Um mehrere Festplatten zu einer großen zusammen zu fassen, benötigst Du einen RAID-Controller welcher JBOD unterstützt.
Conrad hat einen für den PCI-Express Bus, allerdings kannst Du dort nur 2 Festplatten anschließen.
IDE ist (leider) out, daher würde ich mich auf dem Gebrauchtmarkt umsehen ob Du ein NAS für möglichst viele IDE-Festplatten findest, welcher auch JBOD unterstützt.

Vermutlich ist es aber sinnvoller (und sicherlich auch günstiger) die Festplatten zu entsorgen und gleich eine externe USB-Festplatte mit z.B. 1 TB zu kaufen (bekommt man schon ab ca. 70 Euro in der 3,5" Ausführung). 

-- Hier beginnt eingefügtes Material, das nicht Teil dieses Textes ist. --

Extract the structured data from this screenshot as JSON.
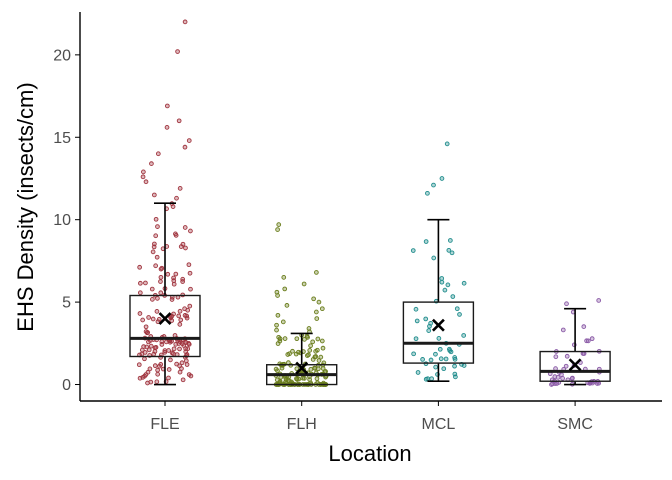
{
  "chart_data": {
    "type": "box",
    "xlabel": "Location",
    "ylabel": "EHS Density (insects/cm)",
    "ylim": [
      -1,
      22.6
    ],
    "yticks": [
      0,
      5,
      10,
      15,
      20
    ],
    "ytick_labels": [
      "0",
      "5",
      "10",
      "15",
      "20"
    ],
    "grid": false,
    "categories": [
      "FLE",
      "FLH",
      "MCL",
      "SMC"
    ],
    "colors": {
      "FLE": "#a0353f",
      "FLH": "#6a7d1c",
      "MCL": "#1f8c8c",
      "SMC": "#8a5aa6"
    },
    "boxes": [
      {
        "category": "FLE",
        "whisker_low": 0.0,
        "q1": 1.7,
        "median": 2.8,
        "q3": 5.4,
        "whisker_high": 11.0,
        "mean": 4.0,
        "n": 180,
        "outliers": [
          22.0,
          20.2,
          16.9,
          16.0,
          15.6,
          14.8,
          14.4,
          14.0,
          13.4,
          12.9,
          12.6,
          12.3,
          11.9,
          11.5,
          11.3
        ]
      },
      {
        "category": "FLH",
        "whisker_low": 0.0,
        "q1": 0.0,
        "median": 0.6,
        "q3": 1.2,
        "whisker_high": 3.1,
        "mean": 1.0,
        "n": 160,
        "outliers": [
          9.7,
          9.4,
          6.8,
          6.5,
          6.1,
          5.8,
          5.6,
          5.4,
          5.2,
          5.0,
          4.8,
          4.6,
          4.4,
          4.2,
          4.0,
          3.8,
          3.6,
          3.4,
          3.3,
          3.2
        ]
      },
      {
        "category": "MCL",
        "whisker_low": 0.2,
        "q1": 1.3,
        "median": 2.5,
        "q3": 5.0,
        "whisker_high": 10.0,
        "mean": 3.6,
        "n": 55,
        "outliers": [
          14.6,
          12.5,
          12.1,
          11.6
        ]
      },
      {
        "category": "SMC",
        "whisker_low": 0.0,
        "q1": 0.2,
        "median": 0.8,
        "q3": 2.0,
        "whisker_high": 4.6,
        "mean": 1.2,
        "n": 50,
        "outliers": [
          5.1,
          4.9
        ]
      }
    ]
  }
}
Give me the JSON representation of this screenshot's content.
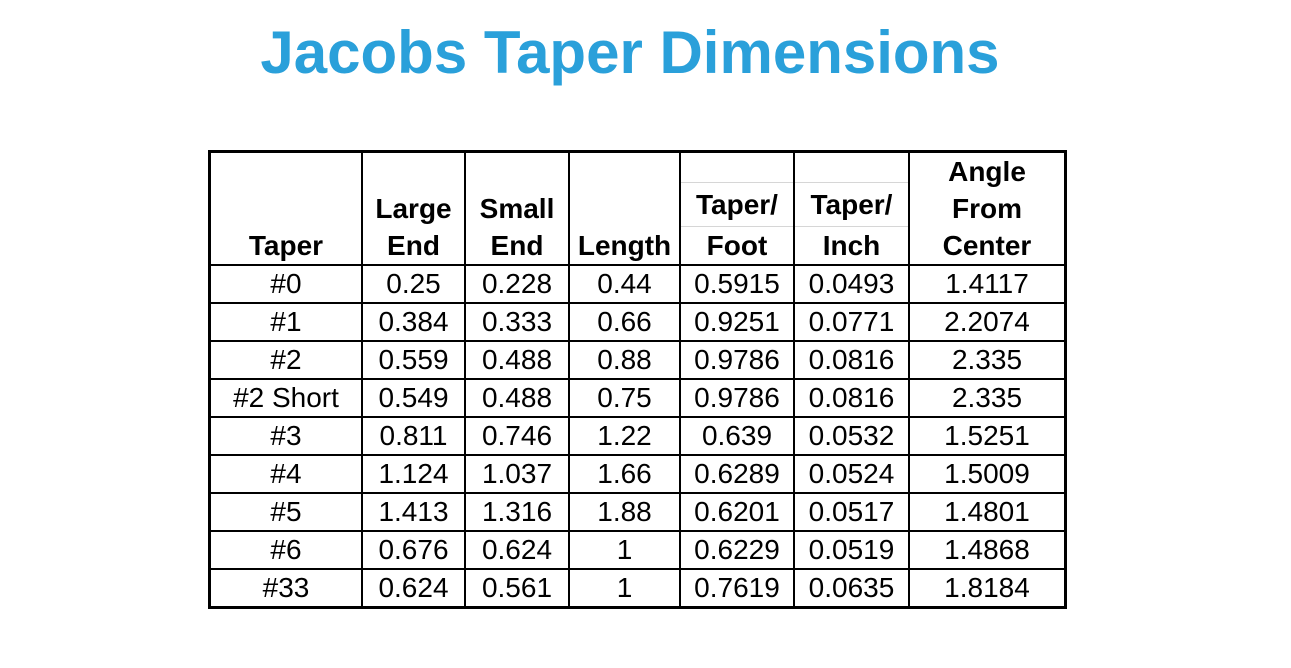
{
  "page_title": {
    "text": "Jacobs Taper Dimensions",
    "color": "#2AA0DA"
  },
  "table": {
    "border_color": "#000000",
    "faint_grid_color": "#d6d6d6",
    "columns": [
      {
        "id": "taper",
        "header_lines": [
          "Taper"
        ],
        "split_header": false
      },
      {
        "id": "large-end",
        "header_lines": [
          "Large",
          "End"
        ],
        "split_header": false
      },
      {
        "id": "small-end",
        "header_lines": [
          "Small",
          "End"
        ],
        "split_header": false
      },
      {
        "id": "length",
        "header_lines": [
          "Length"
        ],
        "split_header": false
      },
      {
        "id": "taper-per-foot",
        "header_lines": [
          "Taper/",
          "Foot"
        ],
        "split_header": true
      },
      {
        "id": "taper-per-inch",
        "header_lines": [
          "Taper/",
          "Inch"
        ],
        "split_header": true
      },
      {
        "id": "angle-from-center",
        "header_lines": [
          "Angle",
          "From",
          "Center"
        ],
        "split_header": false
      }
    ],
    "rows": [
      [
        "#0",
        "0.25",
        "0.228",
        "0.44",
        "0.5915",
        "0.0493",
        "1.4117"
      ],
      [
        "#1",
        "0.384",
        "0.333",
        "0.66",
        "0.9251",
        "0.0771",
        "2.2074"
      ],
      [
        "#2",
        "0.559",
        "0.488",
        "0.88",
        "0.9786",
        "0.0816",
        "2.335"
      ],
      [
        "#2 Short",
        "0.549",
        "0.488",
        "0.75",
        "0.9786",
        "0.0816",
        "2.335"
      ],
      [
        "#3",
        "0.811",
        "0.746",
        "1.22",
        "0.639",
        "0.0532",
        "1.5251"
      ],
      [
        "#4",
        "1.124",
        "1.037",
        "1.66",
        "0.6289",
        "0.0524",
        "1.5009"
      ],
      [
        "#5",
        "1.413",
        "1.316",
        "1.88",
        "0.6201",
        "0.0517",
        "1.4801"
      ],
      [
        "#6",
        "0.676",
        "0.624",
        "1",
        "0.6229",
        "0.0519",
        "1.4868"
      ],
      [
        "#33",
        "0.624",
        "0.561",
        "1",
        "0.7619",
        "0.0635",
        "1.8184"
      ]
    ]
  }
}
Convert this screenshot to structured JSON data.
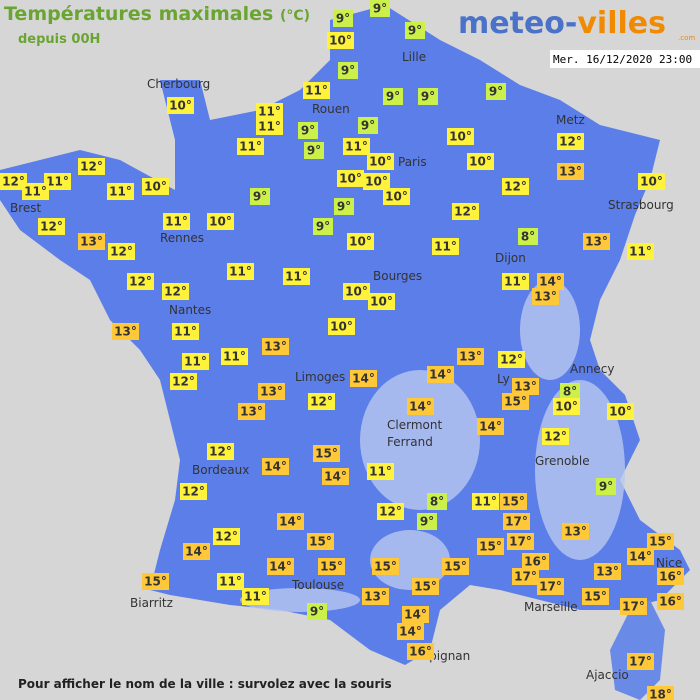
{
  "header": {
    "title": "Températures maximales",
    "unit": "(°C)",
    "subtitle": "depuis 00H",
    "logo_main": "meteo-",
    "logo_accent": "villes",
    "logo_suffix": ".com",
    "timestamp": "Mer. 16/12/2020 23:00"
  },
  "cities": [
    "Cherbourg",
    "Lille",
    "Rouen",
    "Metz",
    "Paris",
    "Brest",
    "Strasbourg",
    "Rennes",
    "Dijon",
    "Bourges",
    "Nantes",
    "Annecy",
    "Limoges",
    "Ly",
    "Clermont",
    "Ferrand",
    "Grenoble",
    "Bordeaux",
    "Toulouse",
    "Nice",
    "Biarritz",
    "Marseille",
    "Perpignan",
    "Ajaccio"
  ],
  "temperatures": [
    "9°",
    "9°",
    "10°",
    "9°",
    "9°",
    "9°",
    "9°",
    "9°",
    "11°",
    "10°",
    "11°",
    "11°",
    "9°",
    "9°",
    "11°",
    "9°",
    "11°",
    "10°",
    "10°",
    "10°",
    "12°",
    "13°",
    "10°",
    "12°",
    "12°",
    "11°",
    "11°",
    "11°",
    "10°",
    "10°",
    "10°",
    "9°",
    "10°",
    "12°",
    "9°",
    "12°",
    "11°",
    "10°",
    "9°",
    "12°",
    "13°",
    "12°",
    "10°",
    "11°",
    "8°",
    "13°",
    "11°",
    "11°",
    "11°",
    "12°",
    "12°",
    "11°",
    "14°",
    "13°",
    "10°",
    "10°",
    "13°",
    "11°",
    "10°",
    "13°",
    "11°",
    "13°",
    "12°",
    "11°",
    "12°",
    "14°",
    "14°",
    "13°",
    "8°",
    "13°",
    "12°",
    "15°",
    "10°",
    "10°",
    "13°",
    "14°",
    "14°",
    "12°",
    "12°",
    "15°",
    "14°",
    "14°",
    "11°",
    "9°",
    "12°",
    "8°",
    "11°",
    "15°",
    "12°",
    "9°",
    "14°",
    "17°",
    "13°",
    "12°",
    "15°",
    "17°",
    "15°",
    "15°",
    "14°",
    "14°",
    "16°",
    "14°",
    "15°",
    "15°",
    "15°",
    "13°",
    "16°",
    "17°",
    "17°",
    "15°",
    "11°",
    "15°",
    "11°",
    "13°",
    "15°",
    "16°",
    "17°",
    "9°",
    "14°",
    "14°",
    "16°",
    "17°",
    "18°"
  ],
  "footer": "Pour afficher le nom de la ville : survolez avec la souris"
}
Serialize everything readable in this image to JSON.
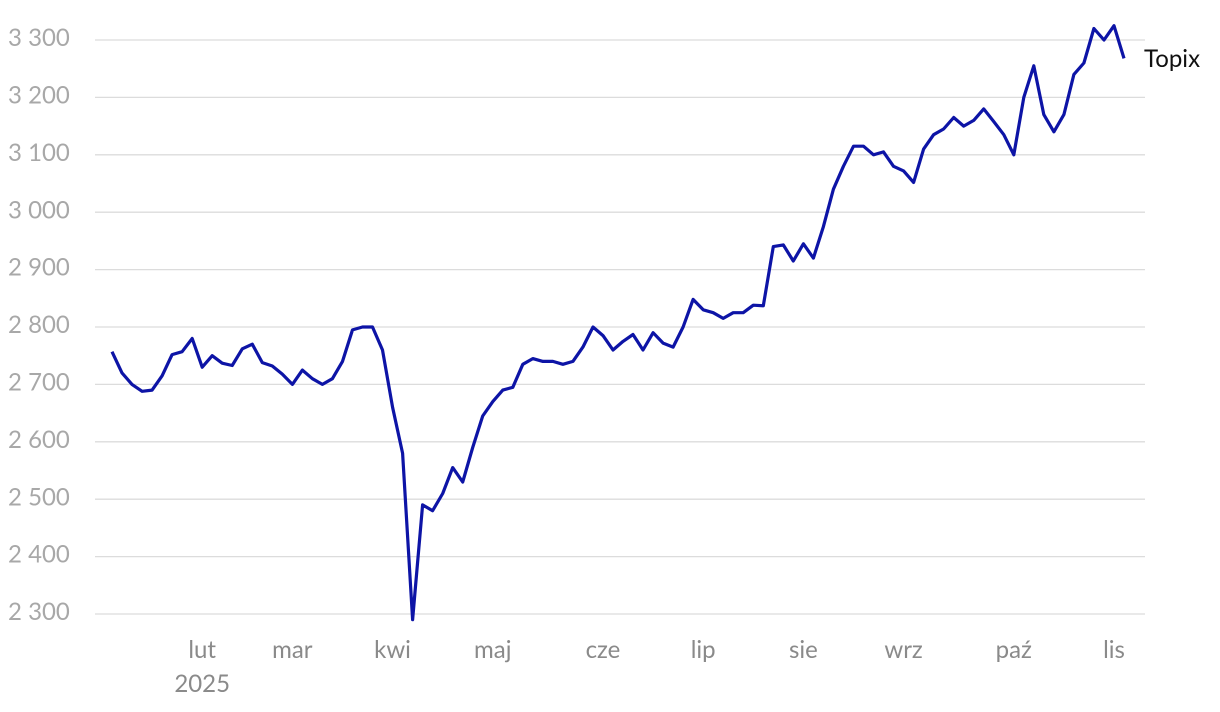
{
  "chart_data": {
    "type": "line",
    "categories": [
      null,
      null,
      null,
      null,
      null,
      null,
      null,
      null,
      null,
      "lut",
      null,
      null,
      null,
      null,
      null,
      null,
      null,
      null,
      "mar",
      null,
      null,
      null,
      null,
      null,
      null,
      null,
      null,
      null,
      "kwi",
      null,
      null,
      null,
      null,
      null,
      null,
      null,
      null,
      null,
      "maj",
      null,
      null,
      null,
      null,
      null,
      null,
      null,
      null,
      null,
      null,
      "cze",
      null,
      null,
      null,
      null,
      null,
      null,
      null,
      null,
      null,
      "lip",
      null,
      null,
      null,
      null,
      null,
      null,
      null,
      null,
      null,
      "sie",
      null,
      null,
      null,
      null,
      null,
      null,
      null,
      null,
      null,
      "wrz",
      null,
      null,
      null,
      null,
      null,
      null,
      null,
      null,
      null,
      null,
      "paź",
      null,
      null,
      null,
      null,
      null,
      null,
      null,
      null,
      null,
      "lis",
      null
    ],
    "year_label": "2025",
    "series": [
      {
        "name": "Topix",
        "color": "#0d14a6",
        "values": [
          2757,
          2720,
          2700,
          2688,
          2690,
          2715,
          2752,
          2757,
          2780,
          2730,
          2750,
          2737,
          2733,
          2762,
          2770,
          2738,
          2732,
          2718,
          2700,
          2725,
          2710,
          2700,
          2710,
          2740,
          2795,
          2800,
          2800,
          2760,
          2660,
          2580,
          2290,
          2490,
          2480,
          2510,
          2555,
          2530,
          2590,
          2645,
          2670,
          2690,
          2695,
          2735,
          2745,
          2740,
          2740,
          2735,
          2740,
          2765,
          2800,
          2785,
          2760,
          2775,
          2787,
          2760,
          2790,
          2772,
          2765,
          2800,
          2848,
          2830,
          2825,
          2815,
          2825,
          2825,
          2838,
          2837,
          2940,
          2943,
          2915,
          2945,
          2920,
          2975,
          3040,
          3080,
          3115,
          3115,
          3100,
          3105,
          3080,
          3072,
          3052,
          3110,
          3135,
          3145,
          3165,
          3150,
          3160,
          3180,
          3158,
          3135,
          3100,
          3200,
          3255,
          3170,
          3140,
          3170,
          3240,
          3260,
          3320,
          3300,
          3325,
          3268
        ]
      }
    ],
    "ylim": [
      2280,
      3340
    ],
    "yticks": [
      {
        "value": 2300,
        "label": "2 300"
      },
      {
        "value": 2400,
        "label": "2 400"
      },
      {
        "value": 2500,
        "label": "2 500"
      },
      {
        "value": 2600,
        "label": "2 600"
      },
      {
        "value": 2700,
        "label": "2 700"
      },
      {
        "value": 2800,
        "label": "2 800"
      },
      {
        "value": 2900,
        "label": "2 900"
      },
      {
        "value": 3000,
        "label": "3 000"
      },
      {
        "value": 3100,
        "label": "3 100"
      },
      {
        "value": 3200,
        "label": "3 200"
      },
      {
        "value": 3300,
        "label": "3 300"
      }
    ],
    "grid": true
  }
}
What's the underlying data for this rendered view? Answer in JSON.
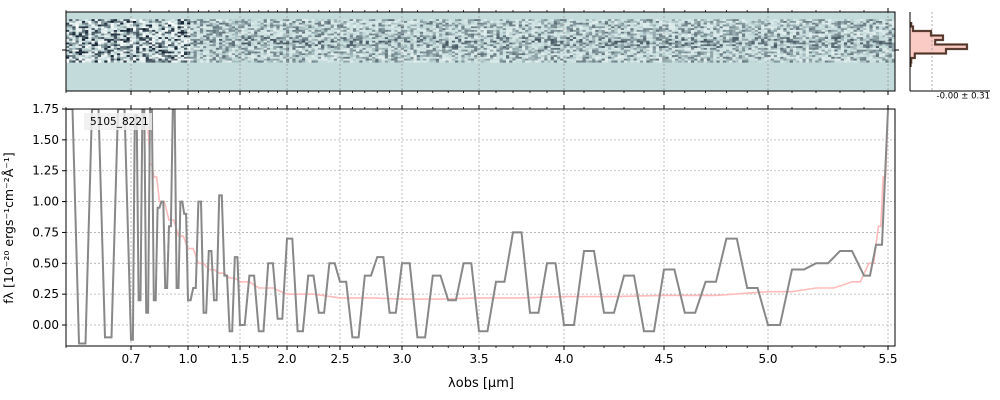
{
  "chart_data": [
    {
      "type": "heatmap",
      "panel": "2D spectrum",
      "description_values": "noisy 2D spectral cutout; strong noise at blue end (< 1.0 um), trace band in the middle rows",
      "rows": 44,
      "value_range": [
        -1,
        1
      ],
      "colormap": [
        "#0c1a2a",
        "#c3dbdb",
        "#ffffff"
      ],
      "background_color": "#c3dbdb"
    },
    {
      "type": "line",
      "panel": "profile",
      "annotation": "-0.00 ± 0.31",
      "profile_values": [
        0.02,
        0.05,
        0.35,
        0.55,
        0.42,
        0.95,
        0.6,
        0.08,
        0.02,
        0.01
      ],
      "fill_color": "#f7b9b0",
      "line_color": "#6b4436"
    },
    {
      "type": "line",
      "panel": "1D spectrum",
      "label": "5105_8221",
      "xlabel": "λobs [μm]",
      "ylabel": "fλ [10⁻²⁰ ergs⁻¹cm⁻²Å⁻¹]",
      "xlim": [
        0.6,
        5.52
      ],
      "x_scale": "reciprocal-ish (compressed at long wavelengths)",
      "xticks": [
        "0.7",
        "1.0",
        "1.5",
        "2.0",
        "2.5",
        "3.0",
        "3.5",
        "4.0",
        "4.5",
        "5.0",
        "5.5"
      ],
      "xtick_values": [
        0.7,
        1.0,
        1.5,
        2.0,
        2.5,
        3.0,
        3.5,
        4.0,
        4.5,
        5.0,
        5.5
      ],
      "ylim": [
        -0.17,
        1.75
      ],
      "yticks": [
        "0.00",
        "0.25",
        "0.50",
        "0.75",
        "1.00",
        "1.25",
        "1.50",
        "1.75"
      ],
      "ytick_values": [
        0.0,
        0.25,
        0.5,
        0.75,
        1.0,
        1.25,
        1.5,
        1.75
      ],
      "grid": true,
      "series": [
        {
          "role": "flux",
          "color": "#888888",
          "x": [
            0.6,
            0.62,
            0.64,
            0.66,
            0.68,
            0.7,
            0.72,
            0.74,
            0.76,
            0.78,
            0.8,
            0.82,
            0.84,
            0.86,
            0.88,
            0.9,
            0.92,
            0.94,
            0.96,
            0.98,
            1.0,
            1.05,
            1.1,
            1.15,
            1.2,
            1.25,
            1.3,
            1.35,
            1.4,
            1.45,
            1.5,
            1.6,
            1.7,
            1.8,
            1.9,
            2.0,
            2.1,
            2.2,
            2.3,
            2.4,
            2.5,
            2.6,
            2.7,
            2.8,
            2.9,
            3.0,
            3.1,
            3.2,
            3.3,
            3.4,
            3.5,
            3.6,
            3.7,
            3.8,
            3.9,
            4.0,
            4.1,
            4.2,
            4.3,
            4.4,
            4.5,
            4.6,
            4.7,
            4.8,
            4.9,
            5.0,
            5.1,
            5.2,
            5.3,
            5.4,
            5.45,
            5.5
          ],
          "y": [
            1.75,
            -0.15,
            1.75,
            -0.1,
            1.75,
            -0.12,
            1.7,
            0.2,
            1.75,
            0.1,
            1.75,
            0.2,
            0.95,
            1.0,
            0.3,
            0.8,
            1.75,
            0.3,
            1.0,
            0.9,
            0.2,
            0.3,
            1.0,
            0.1,
            0.6,
            0.2,
            1.05,
            0.4,
            -0.05,
            0.55,
            0.0,
            0.4,
            -0.05,
            0.5,
            0.05,
            0.7,
            -0.05,
            0.4,
            0.1,
            0.5,
            0.35,
            -0.1,
            0.4,
            0.55,
            0.1,
            0.5,
            -0.1,
            0.4,
            0.2,
            0.5,
            -0.05,
            0.35,
            0.75,
            0.1,
            0.5,
            0.0,
            0.6,
            0.1,
            0.4,
            -0.05,
            0.45,
            0.1,
            0.35,
            0.7,
            0.3,
            0.0,
            0.45,
            0.5,
            0.6,
            0.4,
            0.65,
            1.75
          ]
        },
        {
          "role": "error",
          "color": "#ffbbbb",
          "x": [
            0.78,
            0.8,
            0.82,
            0.85,
            0.9,
            0.95,
            1.0,
            1.1,
            1.2,
            1.3,
            1.4,
            1.5,
            1.7,
            2.0,
            2.5,
            3.0,
            3.5,
            4.0,
            4.5,
            5.0,
            5.2,
            5.35,
            5.42,
            5.46,
            5.48,
            5.5
          ],
          "y": [
            1.6,
            1.3,
            1.2,
            1.0,
            0.85,
            0.72,
            0.62,
            0.5,
            0.45,
            0.42,
            0.38,
            0.35,
            0.3,
            0.25,
            0.22,
            0.21,
            0.22,
            0.23,
            0.24,
            0.27,
            0.3,
            0.35,
            0.5,
            0.8,
            1.2,
            1.75
          ]
        }
      ]
    }
  ]
}
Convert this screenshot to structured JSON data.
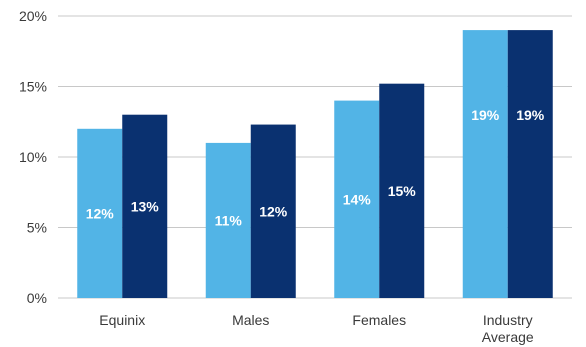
{
  "chart_data": {
    "type": "bar",
    "categories": [
      [
        "Equinix"
      ],
      [
        "Males"
      ],
      [
        "Females"
      ],
      [
        "Industry",
        "Average"
      ]
    ],
    "series": [
      {
        "name": "",
        "color": "#52b4e6",
        "values": [
          12,
          11,
          14,
          19
        ],
        "labels": [
          "12%",
          "11%",
          "14%",
          "19%"
        ]
      },
      {
        "name": "",
        "color": "#0a3170",
        "values": [
          13,
          12.3,
          15.2,
          19
        ],
        "labels": [
          "13%",
          "12%",
          "15%",
          "19%"
        ]
      }
    ],
    "ylim": [
      0,
      20
    ],
    "yticks": [
      0,
      5,
      10,
      15,
      20
    ],
    "ytick_labels": [
      "0%",
      "5%",
      "10%",
      "15%",
      "20%"
    ],
    "grid": true,
    "title": "",
    "xlabel": "",
    "ylabel": ""
  }
}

Evtl. hast Du Glück und bekommst z.B. bei eBay noch ein paar Euro für die alten Festplatten.
Schliesslich gibt es noch genug "alte" Computer die durchaus noch brauchbar sind, aber deren Festplattencontroller nur bis 137 GB (oder weniger) unterstützen (so kleine IDE-Festplatten bekommt man in der Regel nurnoch gebraucht).


----------



## Raubkopierer (13. Juni 2010)

Nur fürs Protokoll: Die hier genannte Limitierung hat rein gar nichts mit dem IDE-Controller zu tun sondern liegt im Betriebssystem begraben. Das Problem wird unter XP etwa mit Servicepack 1 behoben.

Weiter gibts ne Menge andere Sachen, die man mit kleinen Festplatten machen kann. Zum Beispiel Multimedia-Server baun, die dann Videos aus dem Netzwerk streamen oder Musik abspielen. Dort müssen die Daten nicht zwangsläufig auf dem Server gespeichert werden. Aber genau wie ein RAID ist das eher Spielerei, da es bessere Lösungen gibt. Ein Raid wäre aufgrund der vielen kleinen Volumen sogar äußerst unpraktisch.


----------